When I was feeling really low a few weeks ago, wrapped up in how blue I was, I played a word game with myself, like hacky sack.  I started with Blue.

Blue Moon

Moon River

River of Love

Love train

Take the A train

A-team

Team sport

sport … and then I’ll stall, and that’s like dropping the ball.  It’s like the geography game Milo, Daniel and I used to play, in which one player says a place name, and the next player has to say a place name that begins with the last letter of the previous place name.  Key to victory: remembering Xenia (Ohio).  It always came up after Halifax.  But then you’re sunk if someone says Bordeaux (we never remembered that), and you don’t have any more Xs.  There are several Chinese cities that begin with X, but I never committed them to memory.  I knew play, something non serious, something that didn’t matter, would give my mind something useful to do.

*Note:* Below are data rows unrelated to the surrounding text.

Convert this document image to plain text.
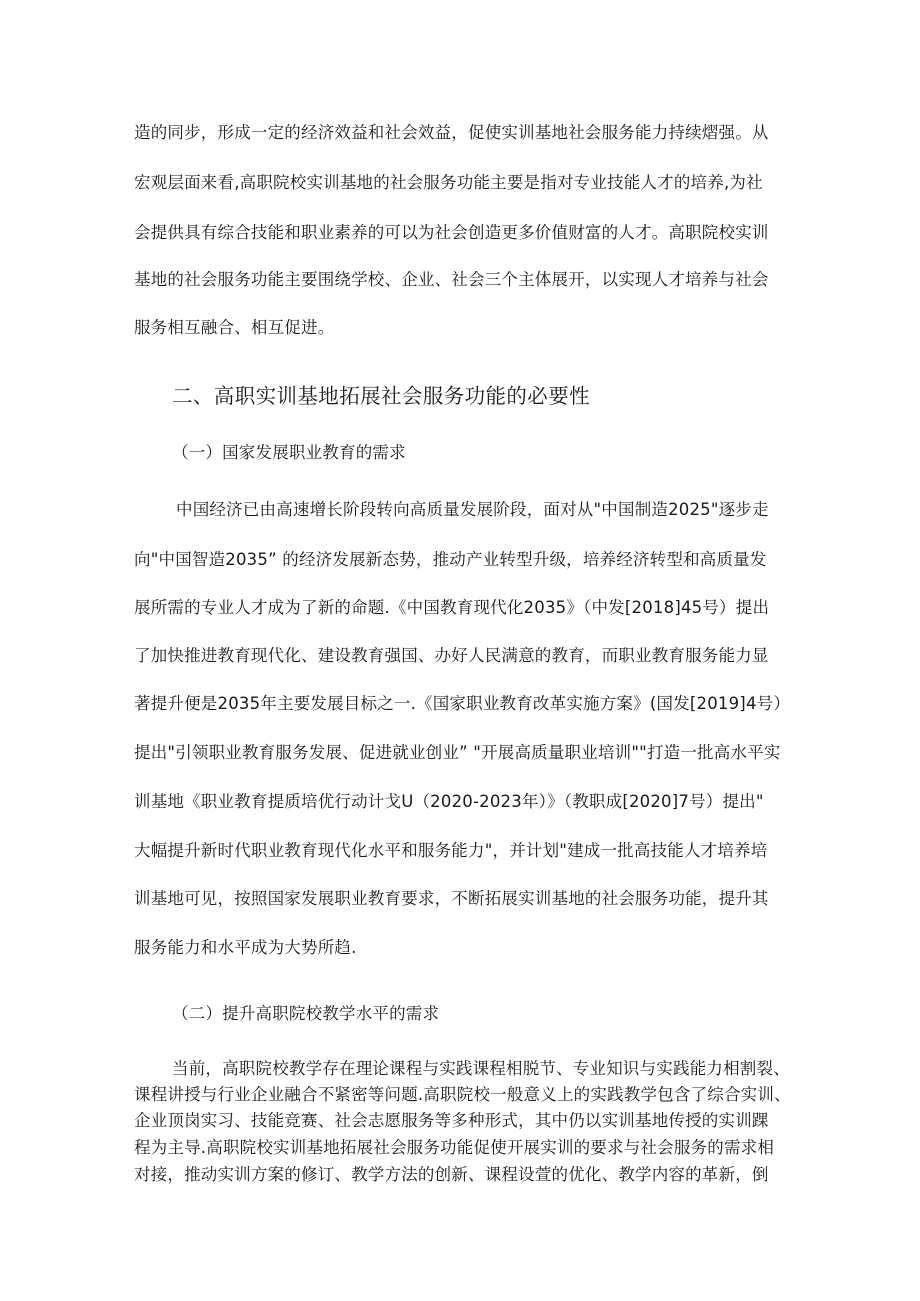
造的同步，形成一定的经济效益和社会效益，促使实训基地社会服务能力持续熠强。从
宏观层面来看,高职院校实训基地的社会服务功能主要是指对专业技能人才的培养,为社
会提供具有综合技能和职业素养的可以为社会创造更多价值财富的人才。高职院校实训
基地的社会服务功能主要围绕学校、企业、社会三个主体展开，以实现人才培养与社会
服务相互融合、相互促进。
二、高职实训基地拓展社会服务功能的必要性
（一）国家发展职业教育的需求
中国经济已由高速增长阶段转向高质量发展阶段，面对从"中国制造2025"逐步走
向"中国智造2035” 的经济发展新态势，推动产业转型升级，培养经济转型和高质量发
展所需的专业人才成为了新的命题.《中国教育现代化2035》（中发[2018]45号）提出
了加快推进教育现代化、建设教育强国、办好人民满意的教育，而职业教育服务能力显
著提升便是2035年主要发展目标之一.《国家职业教育改革实施方案》(国发[2019]4号）
提出"引领职业教育服务发展、促进就业创业” "开展高质量职业培训""打造一批高水平实
训基地《职业教育提质培优行动计戈U（2020-2023年）》（教职成[2020]7号）提出"
大幅提升新时代职业教育现代化水平和服务能力"，并计划"建成一批高技能人才培养培
训基地可见，按照国家发展职业教育要求，不断拓展实训基地的社会服务功能，提升其
服务能力和水平成为大势所趋.
（二）提升高职院校教学水平的需求
当前，高职院校教学存在理论课程与实践课程相脱节、专业知识与实践能力相割裂、
课程讲授与行业企业融合不紧密等问题.高职院校一般意义上的实践教学包含了综合实训、
企业顶岗实习、技能竞赛、社会志愿服务等多种形式，其中仍以实训基地传授的实训踝
程为主导.高职院校实训基地拓展社会服务功能促使开展实训的要求与社会服务的需求相
对接，推动实训方案的修订、教学方法的创新、课程设萱的优化、教学内容的革新，倒
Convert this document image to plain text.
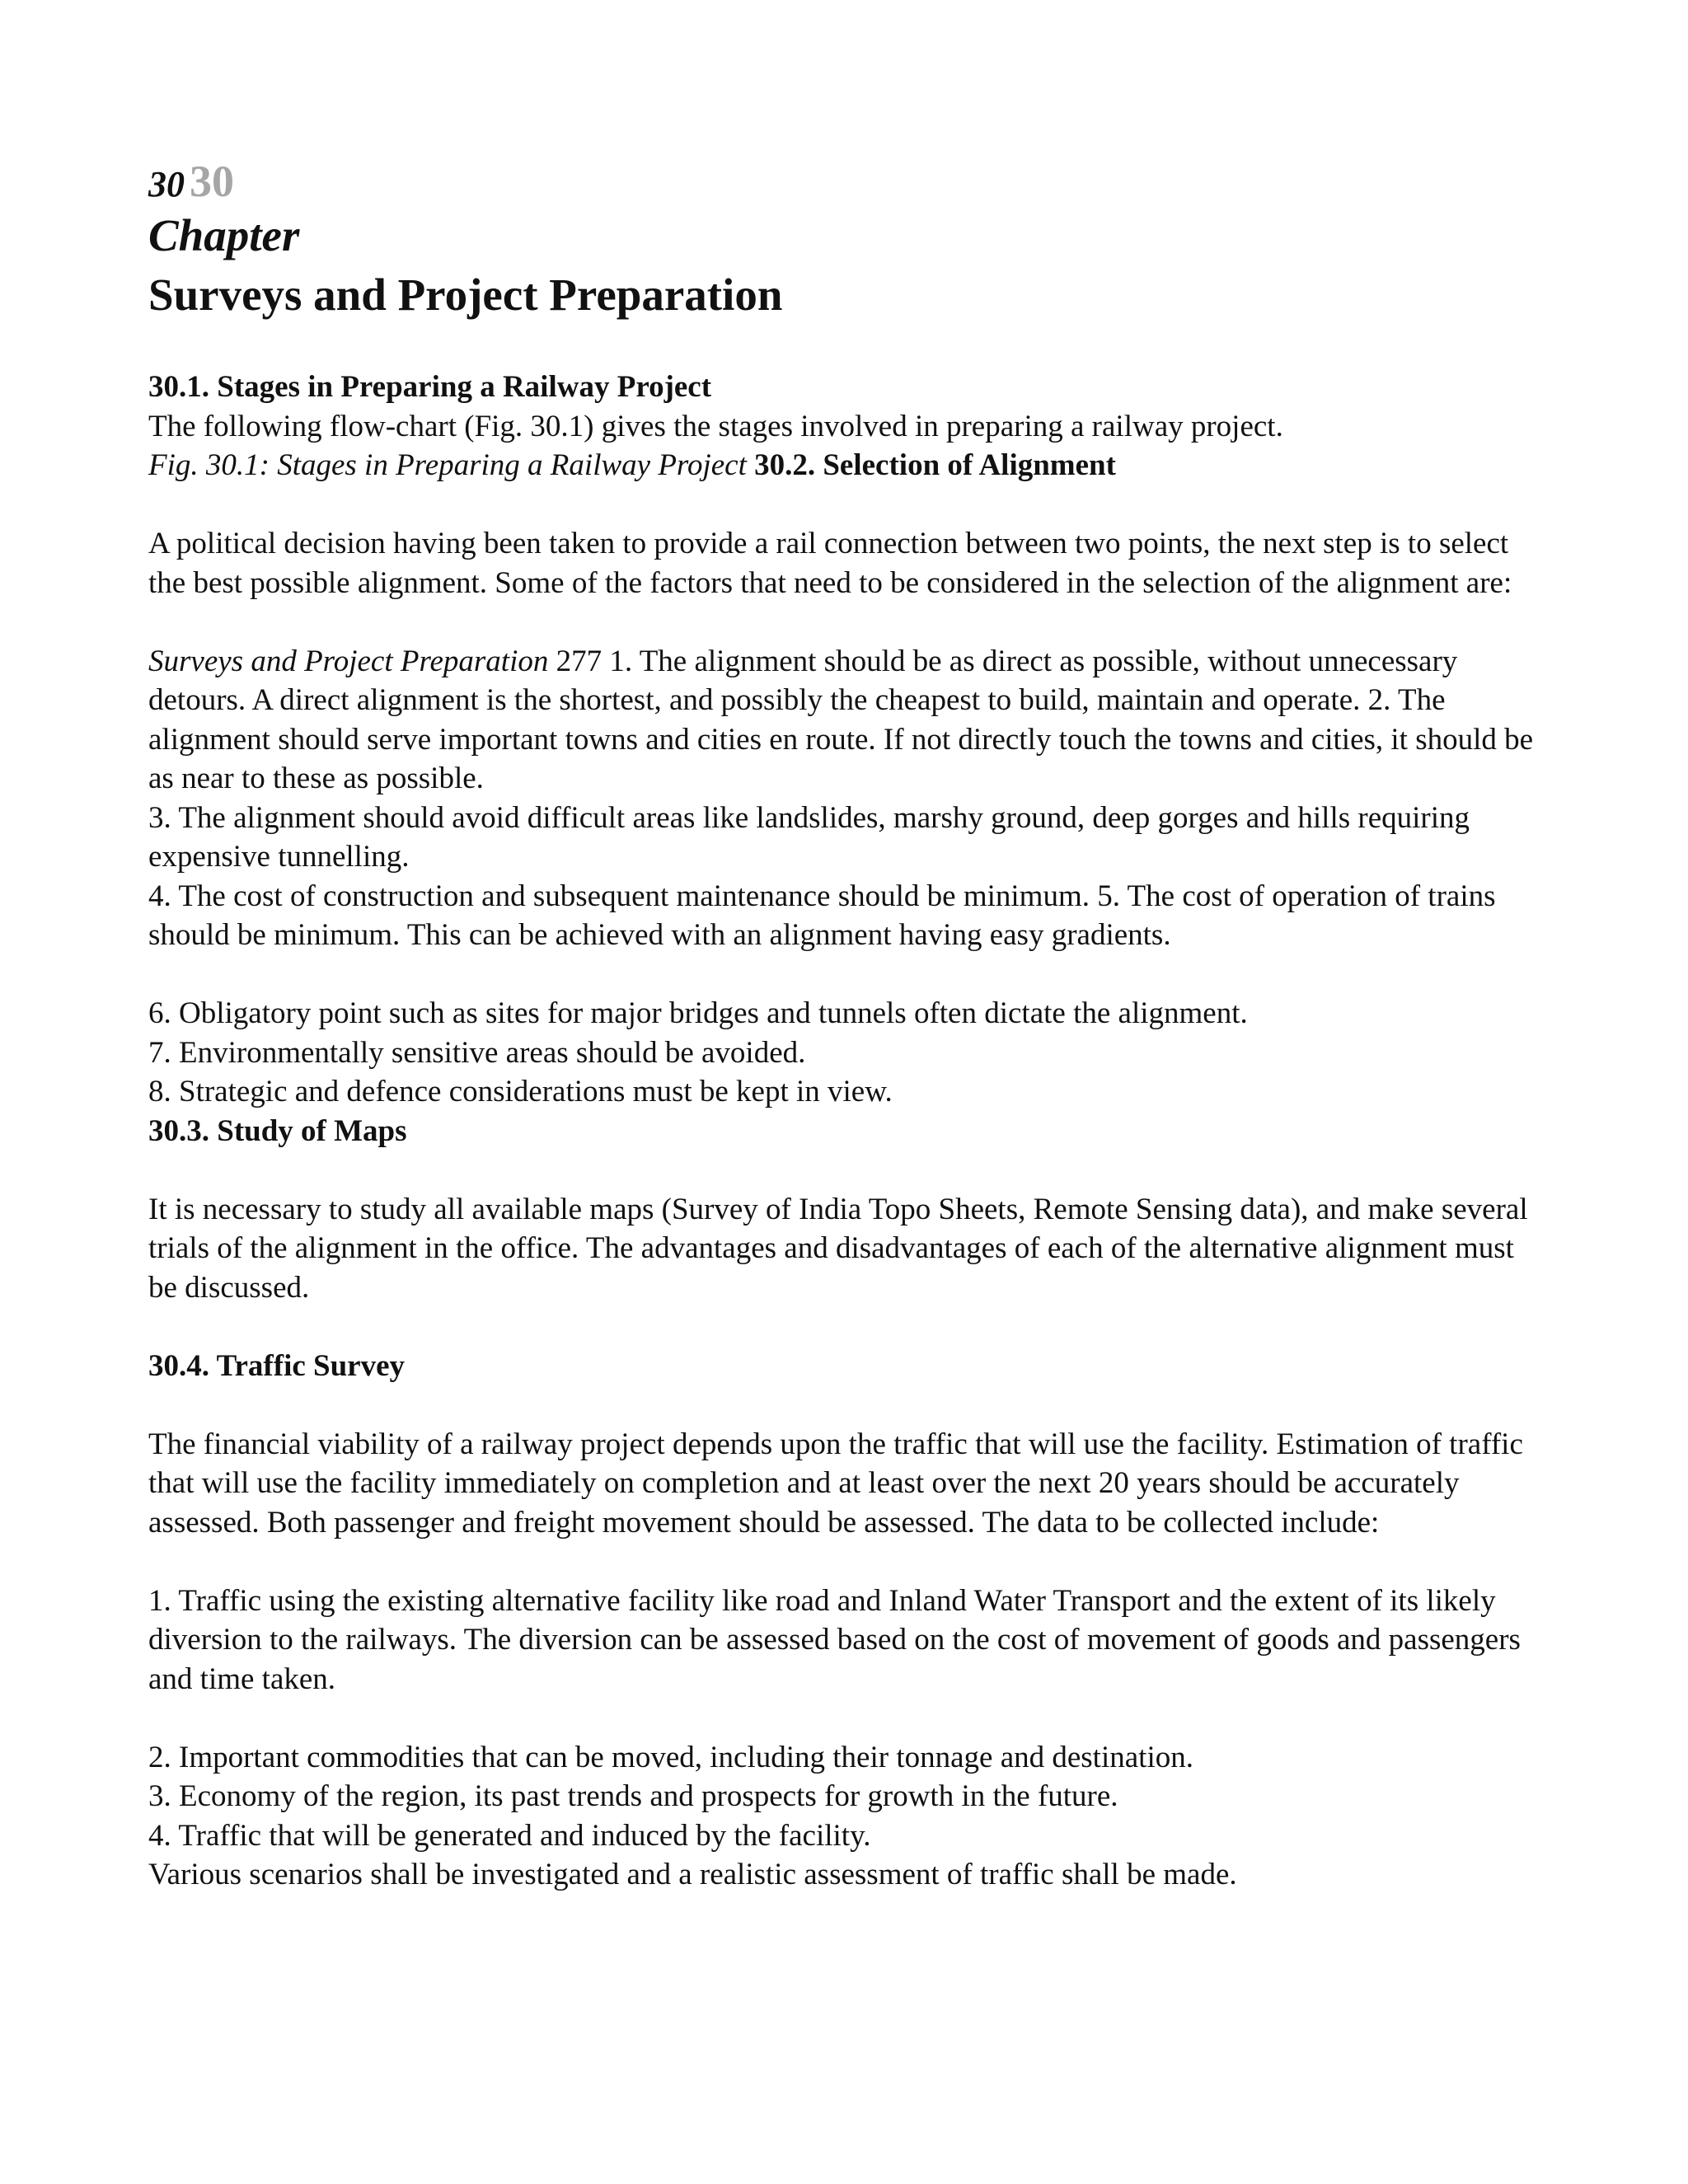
30 30
Chapter
Surveys and Project Preparation

30.1. Stages in Preparing a Railway Project

The following flow-chart (Fig. 30.1) gives the stages involved in preparing a railway project.

Fig. 30.1: Stages in Preparing a Railway Project 30.2. Selection of Alignment

A political decision having been taken to provide a rail connection between two points, the next step is to select the best possible alignment. Some of the factors that need to be considered in the selection of the alignment are:

Surveys and Project Preparation 277 1. The alignment should be as direct as possible, without unnecessary detours. A direct alignment is the shortest, and possibly the cheapest to build, maintain and operate. 2. The alignment should serve important towns and cities en route. If not directly touch the towns and cities, it should be as near to these as possible.

3. The alignment should avoid difficult areas like landslides, marshy ground, deep gorges and hills requiring expensive tunnelling.

4. The cost of construction and subsequent maintenance should be minimum. 5. The cost of operation of trains should be minimum. This can be achieved with an alignment having easy gradients.

6. Obligatory point such as sites for major bridges and tunnels often dictate the alignment.

7. Environmentally sensitive areas should be avoided.

8. Strategic and defence considerations must be kept in view.

30.3. Study of Maps

It is necessary to study all available maps (Survey of India Topo Sheets, Remote Sensing data), and make several trials of the alignment in the office. The advantages and disadvantages of each of the alternative alignment must be discussed.

30.4. Traffic Survey

The financial viability of a railway project depends upon the traffic that will use the facility. Estimation of traffic that will use the facility immediately on completion and at least over the next 20 years should be accurately assessed. Both passenger and freight movement should be assessed. The data to be collected include:

1. Traffic using the existing alternative facility like road and Inland Water Transport and the extent of its likely diversion to the railways. The diversion can be assessed based on the cost of movement of goods and passengers and time taken.

2. Important commodities that can be moved, including their tonnage and destination.

3. Economy of the region, its past trends and prospects for growth in the future.

4. Traffic that will be generated and induced by the facility.

Various scenarios shall be investigated and a realistic assessment of traffic shall be made.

I should also learn to knit.  That would drive Daniel mad, which is not not a reason to do it.  Daniel is anxious about signs of aging in me, and I don’t think he’s familiar with knitting as a hipster practice.  He says, “I’m the only one who is allowed to get old,” as he nervously eyes my fast-graying hair and says he likes it.

We’re off to dinner now, at a fancy restaurant.  I’ll wear something ridiculous and youthful to please him.  He’s blue right now, and won’t think to play his way out of it (but maybe I give him too little credit.)